By Daniel Pettee, DO, Hematology-Oncology Fellow and Prasad Bodas, MD, Director, Sickle Cell Program
Tumors of the brain and spinal cord are among the most common malignancies in pediatrics. Annually, these account for approximately 20-25 percent of all new cancer diagnoses in children.
Advances in treatment and supportive care have led to improved outcomes, but overall central nervous system malignancies represent a disproportionate amount of morbidity and mortality, and are the leading cause of cancer-related deaths in the pediatric population.
Pilocytic astrocytomas (PA) are benign tumors that can occur throughout the brain. Typically well-circumscribed and slow growing, these tumors represent 20-30 percent of all CNS malignancies.
Typically, they are graded as WHO I. From 2004-2007, there were a total of 2,500 new cases of pilocytic astrocytomas in the United States. There is no significant difference in incidence of disease by race, age or sex.
Neurofibromatosis type 1 (NF-1) is associated with an increased risk for developing PA. The treatment of these tumors in patients with NF-1 varies significantly because patients with NF-1 are at a greater risk of radiation-associated secondary malignancies.
Other genetic risk factors for PA have not been identified. Cytogenetic abnormalities in these tumors are uncommon and the etiology remains unknown.
Pilocytic astrocytomas present in a varied fashion usually determined by location.
Tumors in the midbrain or cerebellum typically present with symptoms of obstructive hydrocephalus, including irritability, vomiting and progressive headache.
Tumors in the supratentorium can result in focal signs, including unilateral extremity weakness, gait abnormality or visual disturbances.
Rarely, a form of PA that develops in the hypothalamus in infants can cause diencephalic syndrome, which is characterized by weight loss, irritability and nystagmus, but normal linear growth.
The mainstay of treatment for PA is complete surgical excision, which is usually curative. Patients whose tumors cannot be removed completely may need additional treatment including radiation therapy or chemotherapy.
The current treatment for partially resected or completely unresected tumors is controversial, and the optimal regimen is dictated by age. Chemotherapeutic agents including vincristine, carboplatin or carmustine have been shown to prolong survival in children younger than age 10 in whom radiation may cause significant morbidity.

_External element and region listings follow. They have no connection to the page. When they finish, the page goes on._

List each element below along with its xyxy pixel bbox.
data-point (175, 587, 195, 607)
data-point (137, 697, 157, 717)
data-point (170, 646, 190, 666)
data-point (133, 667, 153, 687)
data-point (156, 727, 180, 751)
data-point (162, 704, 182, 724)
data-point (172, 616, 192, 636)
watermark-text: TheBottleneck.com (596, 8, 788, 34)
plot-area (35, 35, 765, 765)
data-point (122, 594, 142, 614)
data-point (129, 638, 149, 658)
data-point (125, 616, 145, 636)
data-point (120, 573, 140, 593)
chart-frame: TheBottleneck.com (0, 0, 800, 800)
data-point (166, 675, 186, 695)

Adolescents and children older than 10 are better able to tolerate radiation, which is also effective in prolonging survival.
In general, patients with PA have excellent survival, and treatment regimens are tailored to each patient, taking into account the morbidity that accompanies each type of therapy.
In the period from 1995-2010, 59 new cases of pilocytic astrocytoma were treated at Akron Children’s Hospital. Age at diagnosis ranged from 6 months to 25 years old.
The ratio of male to female patients was approximately 1:1, and more than 90% of patients were Caucasian. The remaining were African-American.
Two of the patients presented with a spinal lesion in addition to the intracranial lesion, while the rest presented with tumors isolated to the brain.
The majority (81%) of all patients were treated with surgical resection alone, 14% received surgery and chemotherapy, and less than 5% received either radiation or chemotherapy alone.
Most (95%) of the children treated at Akron Children’s Hospital from 1997-2005 are currently alive. This is statistically consistent with information available in the national SEER database that shows a five-year overall survival rate of 96% during the same time period.
This excellent survival rate, consistent with the best pediatric centers nationwide, reflects the high level of care provided to patients at Akron Children’s Hospital.
1. Central Brain Tumor Registry of the United States (CBTRUS) Report, February 2011.
2. SEER cancer statistics review, 1995-2007.
3. Stuart H. Orkin, Oncology of infancy and childhood 2009.